Le fait que le recourant n’a réalisé qu’un revenu minime après la prise d’une activité indépendante résulte avant tout de la période où il a décidé de lancer son activité. Comme vu ci-dessus, l’assurance-chômage n’a toutefois par pour rôle de couvrir le risque entrepreneurial, en compensant le manque à gagner résultant de la marche insuffisante des affaires.
c) En conséquence, la décision niant l’aptitude au placement du recourant ne prête pas le flanc à la critique.
5. Le recours doit par conséquent être rejeté et la décision sur opposition entreprise confirmée.
Il n’y a pas lieu de percevoir de frais judiciaires, la procédure étant gratuite (art. 61 let. a LPGA), ni d’allouer de dépens, dès lors que le recourant n’obtient pas gain de cause (art. 61 let. g LPGA).
Par ces motifs,
la Cour des assurances sociales
prononce :
I. Le recours est rejeté.
II. La décision sur opposition rendue le 5 février 2016 par le Service de l’emploi, Instance juridique chômage, est confirmée.

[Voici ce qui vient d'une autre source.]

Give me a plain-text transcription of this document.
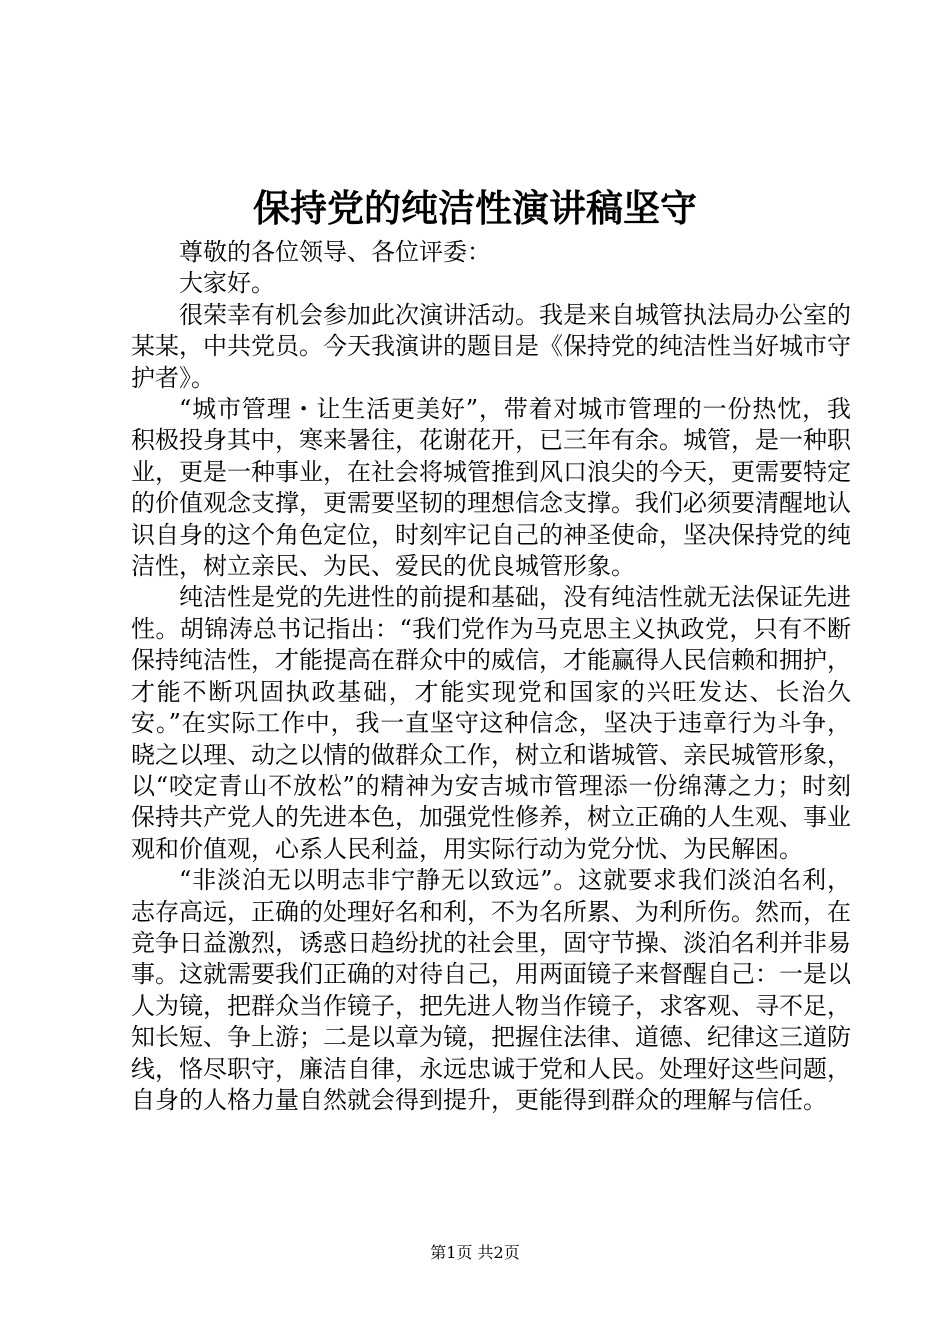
保持党的纯洁性演讲稿坚守

尊敬的各位领导、各位评委：

大家好。

很荣幸有机会参加此次演讲活动。我是来自城管执法局办公室的某某，中共党员。今天我演讲的题目是《保持党的纯洁性当好城市守护者》。

“城市管理・让生活更美好”，带着对城市管理的一份热忱，我积极投身其中，寒来暑往，花谢花开，已三年有余。城管，是一种职业，更是一种事业，在社会将城管推到风口浪尖的今天，更需要特定的价值观念支撑，更需要坚韧的理想信念支撑。我们必须要清醒地认识自身的这个角色定位，时刻牢记自己的神圣使命，坚决保持党的纯洁性，树立亲民、为民、爱民的优良城管形象。

纯洁性是党的先进性的前提和基础，没有纯洁性就无法保证先进性。胡锦涛总书记指出：“我们党作为马克思主义执政党，只有不断保持纯洁性，才能提高在群众中的威信，才能赢得人民信赖和拥护，才能不断巩固执政基础，才能实现党和国家的兴旺发达、长治久安。”在实际工作中，我一直坚守这种信念，坚决于违章行为斗争，晓之以理、动之以情的做群众工作，树立和谐城管、亲民城管形象，以“咬定青山不放松”的精神为安吉城市管理添一份绵薄之力；时刻保持共产党人的先进本色，加强党性修养，树立正确的人生观、事业观和价值观，心系人民利益，用实际行动为党分忧、为民解困。

“非淡泊无以明志非宁静无以致远”。这就要求我们淡泊名利，志存高远，正确的处理好名和利，不为名所累、为利所伤。然而，在竞争日益激烈，诱惑日趋纷扰的社会里，固守节操、淡泊名利并非易事。这就需要我们正确的对待自己，用两面镜子来督醒自己：一是以人为镜，把群众当作镜子，把先进人物当作镜子，求客观、寻不足，知长短、争上游；二是以章为镜，把握住法律、道德、纪律这三道防线，恪尽职守，廉洁自律，永远忠诚于党和人民。处理好这些问题，自身的人格力量自然就会得到提升，更能得到群众的理解与信任。

第1页 共2页
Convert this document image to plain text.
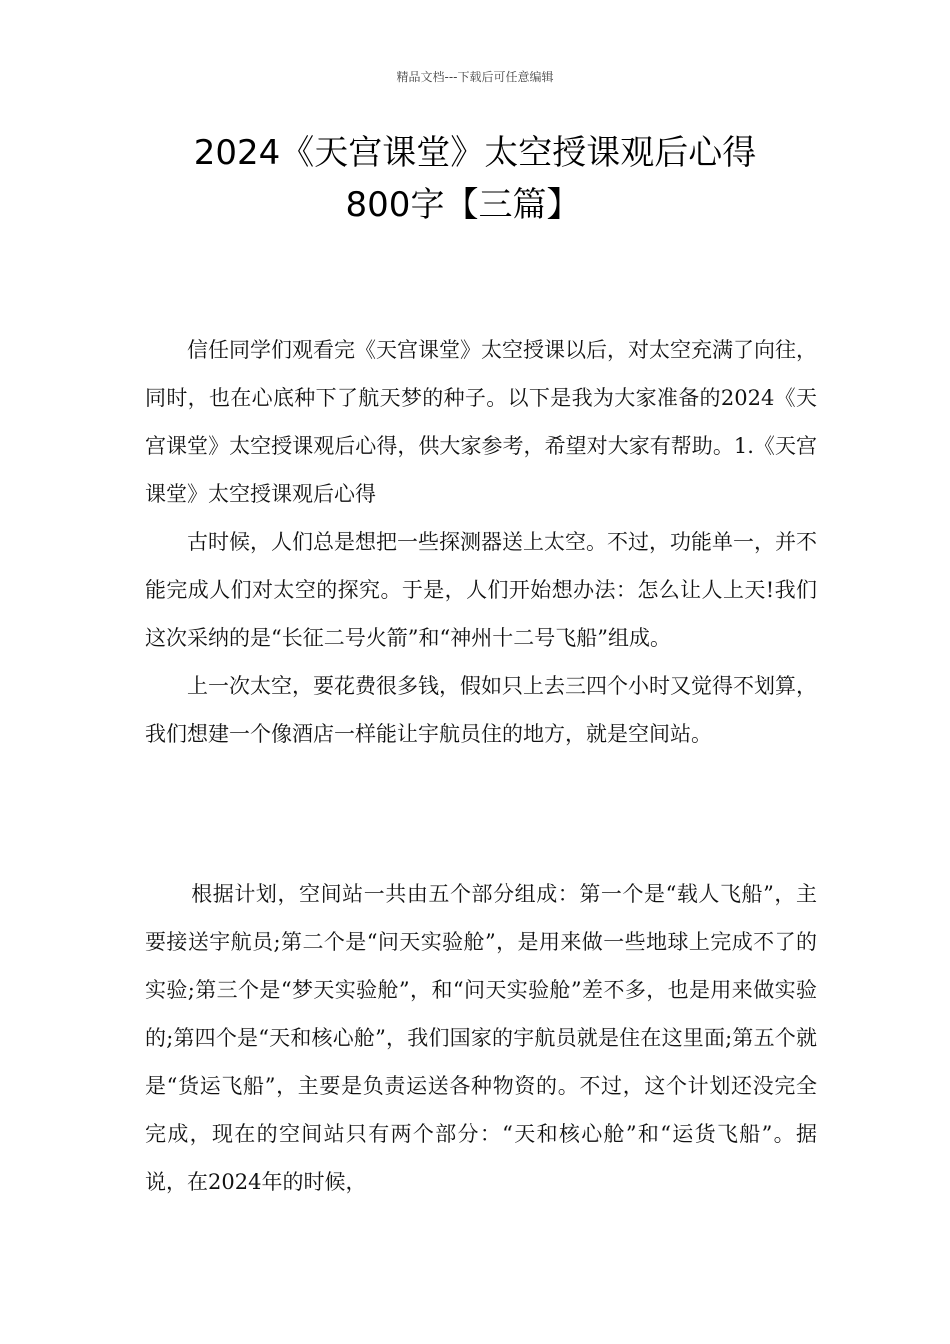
精品文档---下载后可任意编辑
2024《天宫课堂》太空授课观后心得
800字【三篇】

信任同学们观看完《天宫课堂》太空授课以后，对太空充满了向往，同时，也在心底种下了航天梦的种子。以下是我为大家准备的2024《天宫课堂》太空授课观后心得，供大家参考，希望对大家有帮助。1.《天宫课堂》太空授课观后心得

古时候，人们总是想把一些探测器送上太空。不过，功能单一，并不能完成人们对太空的探究。于是，人们开始想办法：怎么让人上天!我们这次采纳的是“长征二号火箭”和“神州十二号飞船”组成。

上一次太空，要花费很多钱，假如只上去三四个小时又觉得不划算，我们想建一个像酒店一样能让宇航员住的地方，就是空间站。

根据计划，空间站一共由五个部分组成：第一个是“载人飞船”，主要接送宇航员;第二个是“问天实验舱”，是用来做一些地球上完成不了的实验;第三个是“梦天实验舱”，和“问天实验舱”差不多，也是用来做实验的;第四个是“天和核心舱”，我们国家的宇航员就是住在这里面;第五个就是“货运飞船”，主要是负责运送各种物资的。不过，这个计划还没完全完成，现在的空间站只有两个部分：“天和核心舱”和“运货飞船”。据说，在2024年的时候，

III. Il n’est pas perçu de frais de justice ni alloué de dépens
Le président : La greffière :
Du
L'arrêt qui précède, dont la rédaction a été approuvée à huis clos, est notifié à :
‑ Me Mattia Deberti (pour le recourant),
‑ Service de l’emploi, Instance juridique chômage,
- Secrétariat d’Etat à l’économie,
par l'envoi de photocopies.
Le présent arrêt peut faire l'objet d'un recours en matière de droit public devant le Tribunal fédéral au sens des art. 82 ss LTF (loi du 17 juin 2005 sur le Tribunal fédéral ; RS 173.110), cas échéant d'un recours constitutionnel subsidiaire au sens des art. 113 ss LTF. Ces recours doivent être déposés devant le Tribunal fédéral (Schweizerhofquai 6, 6004 Lucerne) dans les trente jours qui suivent la présente notification (art. 100 al. 1 LTF).